When will this town grow up?
Ed
1 year ago
Anonymous can always be counted on to blow sunshine up your ass when we want to talk about how ti improve Tampa. What problems he says? Why you so negative and have to talk reality he asks?
Metro can work if you can go to work on it, and right now we have been shedding jobs for over a year. I want and believe we need light rail but I also think it is a moot point till we figure out how to handle our job crisis in Tampa.

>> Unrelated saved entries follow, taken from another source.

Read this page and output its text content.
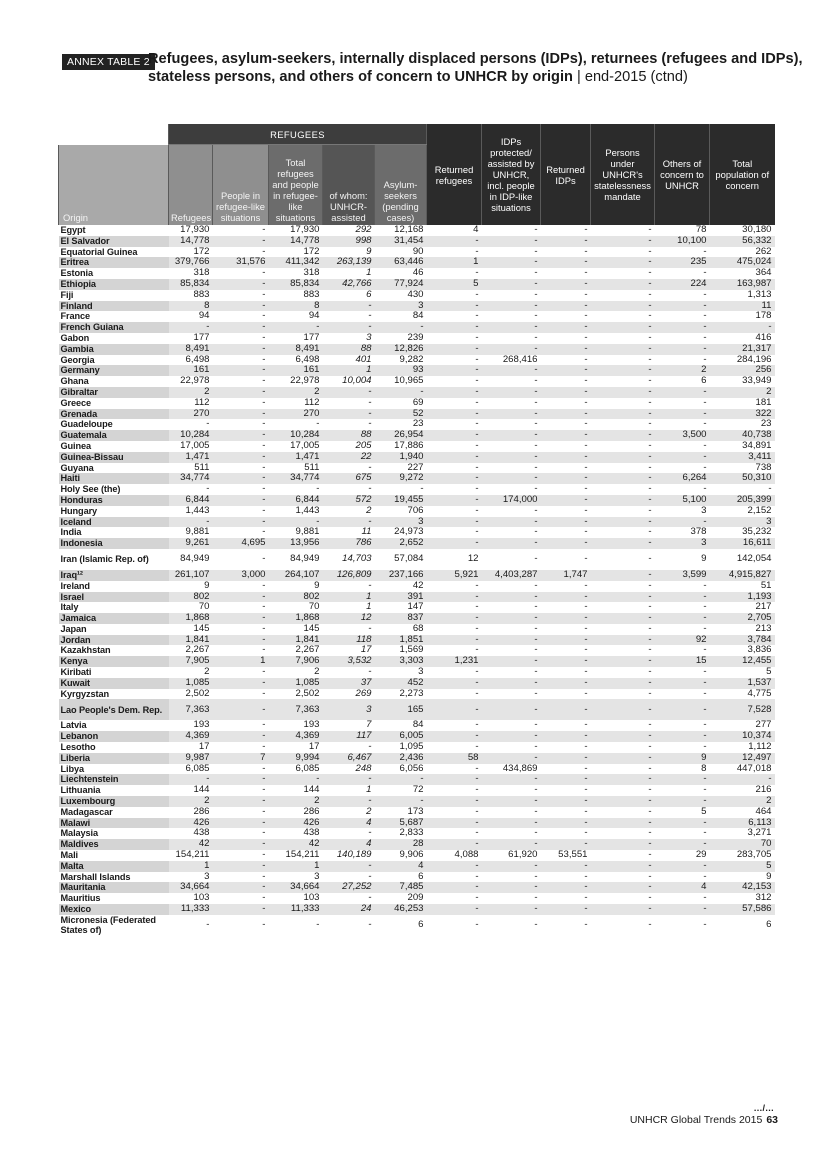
ANNEX TABLE 2
Refugees, asylum-seekers, internally displaced persons (IDPs), returnees (refugees and IDPs), stateless persons, and others of concern to UNHCR by origin | end-2015 (ctnd)
	REFUGEES					Returned refugees	IDPs protected/ assisted by UNHCR, incl. people in IDP-like situations	Returned IDPs	Persons under UNHCR's statelessness mandate	Others of concern to UNHCR	Total population of concern
Origin	Refugees	People in refugee-like situations	Total refugees and people in refugee-like situations	of whom: UNHCR-assisted	Asylum-seekers (pending cases)						
Egypt	17,930	-	17,930	292	12,168	4	-	-	-	78	30,180
El Salvador	14,778	-	14,778	998	31,454	-	-	-	-	10,100	56,332
Equatorial Guinea	172	-	172	9	90	-	-	-	-	-	262
Eritrea	379,766	31,576	411,342	263,139	63,446	1	-	-	-	235	475,024
Estonia	318	-	318	1	46	-	-	-	-	-	364
Ethiopia	85,834	-	85,834	42,766	77,924	5	-	-	-	224	163,987
Fiji	883	-	883	6	430	-	-	-	-	-	1,313
Finland	8	-	8	-	3	-	-	-	-	-	11
France	94	-	94	-	84	-	-	-	-	-	178
French Guiana	-	-	-	-	-	-	-	-	-	-	-
Gabon	177	-	177	3	239	-	-	-	-	-	416
Gambia	8,491	-	8,491	88	12,826	-	-	-	-	-	21,317
Georgia	6,498	-	6,498	401	9,282	-	268,416	-	-	-	284,196
Germany	161	-	161	1	93	-	-	-	-	2	256
Ghana	22,978	-	22,978	10,004	10,965	-	-	-	-	6	33,949
Gibraltar	2	-	2	-	-	-	-	-	-	-	2
Greece	112	-	112	-	69	-	-	-	-	-	181
Grenada	270	-	270	-	52	-	-	-	-	-	322
Guadeloupe	-	-	-	-	23	-	-	-	-	-	23
Guatemala	10,284	-	10,284	88	26,954	-	-	-	-	3,500	40,738
Guinea	17,005	-	17,005	205	17,886	-	-	-	-	-	34,891
Guinea-Bissau	1,471	-	1,471	22	1,940	-	-	-	-	-	3,411
Guyana	511	-	511	-	227	-	-	-	-	-	738
Haiti	34,774	-	34,774	675	9,272	-	-	-	-	6,264	50,310
Holy See (the)	-	-	-	-	-	-	-	-	-	-	-
Honduras	6,844	-	6,844	572	19,455	-	174,000	-	-	5,100	205,399
Hungary	1,443	-	1,443	2	706	-	-	-	-	3	2,152
Iceland	-	-	-	-	3	-	-	-	-	-	3
India	9,881	-	9,881	11	24,973	-	-	-	-	378	35,232
Indonesia	9,261	4,695	13,956	786	2,652	-	-	-	-	3	16,611
Iran (Islamic Rep. of)	84,949	-	84,949	14,703	57,084	12	-	-	-	9	142,054
Iraq¹²	261,107	3,000	264,107	126,809	237,166	5,921	4,403,287	1,747	-	3,599	4,915,827
Ireland	9	-	9	-	42	-	-	-	-	-	51
Israel	802	-	802	1	391	-	-	-	-	-	1,193
Italy	70	-	70	1	147	-	-	-	-	-	217
Jamaica	1,868	-	1,868	12	837	-	-	-	-	-	2,705
Japan	145	-	145	-	68	-	-	-	-	-	213
Jordan	1,841	-	1,841	118	1,851	-	-	-	-	92	3,784
Kazakhstan	2,267	-	2,267	17	1,569	-	-	-	-	-	3,836
Kenya	7,905	1	7,906	3,532	3,303	1,231	-	-	-	15	12,455
Kiribati	2	-	2	-	3	-	-	-	-	-	5
Kuwait	1,085	-	1,085	37	452	-	-	-	-	-	1,537
Kyrgyzstan	2,502	-	2,502	269	2,273	-	-	-	-	-	4,775
Lao People's Dem. Rep.	7,363	-	7,363	3	165	-	-	-	-	-	7,528
Latvia	193	-	193	7	84	-	-	-	-	-	277
Lebanon	4,369	-	4,369	117	6,005	-	-	-	-	-	10,374
Lesotho	17	-	17	-	1,095	-	-	-	-	-	1,112
Liberia	9,987	7	9,994	6,467	2,436	58	-	-	-	9	12,497
Libya	6,085	-	6,085	248	6,056	-	434,869	-	-	8	447,018
Liechtenstein	-	-	-	-	-	-	-	-	-	-	-
Lithuania	144	-	144	1	72	-	-	-	-	-	216
Luxembourg	2	-	2	-	-	-	-	-	-	-	2
Madagascar	286	-	286	2	173	-	-	-	-	5	464
Malawi	426	-	426	4	5,687	-	-	-	-	-	6,113
Malaysia	438	-	438	-	2,833	-	-	-	-	-	3,271
Maldives	42	-	42	4	28	-	-	-	-	-	70
Mali	154,211	-	154,211	140,189	9,906	4,088	61,920	53,551	-	29	283,705
Malta	1	-	1	-	4	-	-	-	-	-	5
Marshall Islands	3	-	3	-	6	-	-	-	-	-	9
Mauritania	34,664	-	34,664	27,252	7,485	-	-	-	-	4	42,153
Mauritius	103	-	103	-	209	-	-	-	-	-	312
Mexico	11,333	-	11,333	24	46,253	-	-	-	-	-	57,586
Micronesia (Federated States of)	-	-	-	-	6	-	-	-	-	-	6
…/…
UNHCR Global Trends 2015 63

And Anonymous – what did you think of the Hooper piece in the SP Times that have credit for Deane Robers for leading the call for rail? I love this town, no one does jack but takes credit for anything that gets accomplished or even appears to be done. She is the worst example.
Chris
1 year ago
Be careful what you wish for Tampa. Moved to D.C. a year ago. Metro sucks!!! Overcrowded, poor service, frequent breakdowns in equipment.
I live 6 miles from my office and my average commute is 45+ minutes. It’s another 10-15 minutes to walk to the nearest station, which isn’t bad, unless there’s sleet and ice in the winter, or 100% humidity in the summer. There is a bus connection, but if you’re lucky you’ll get one every 30 minutes.
Then when the weekends come, expect 20-25 minute wait to get a train.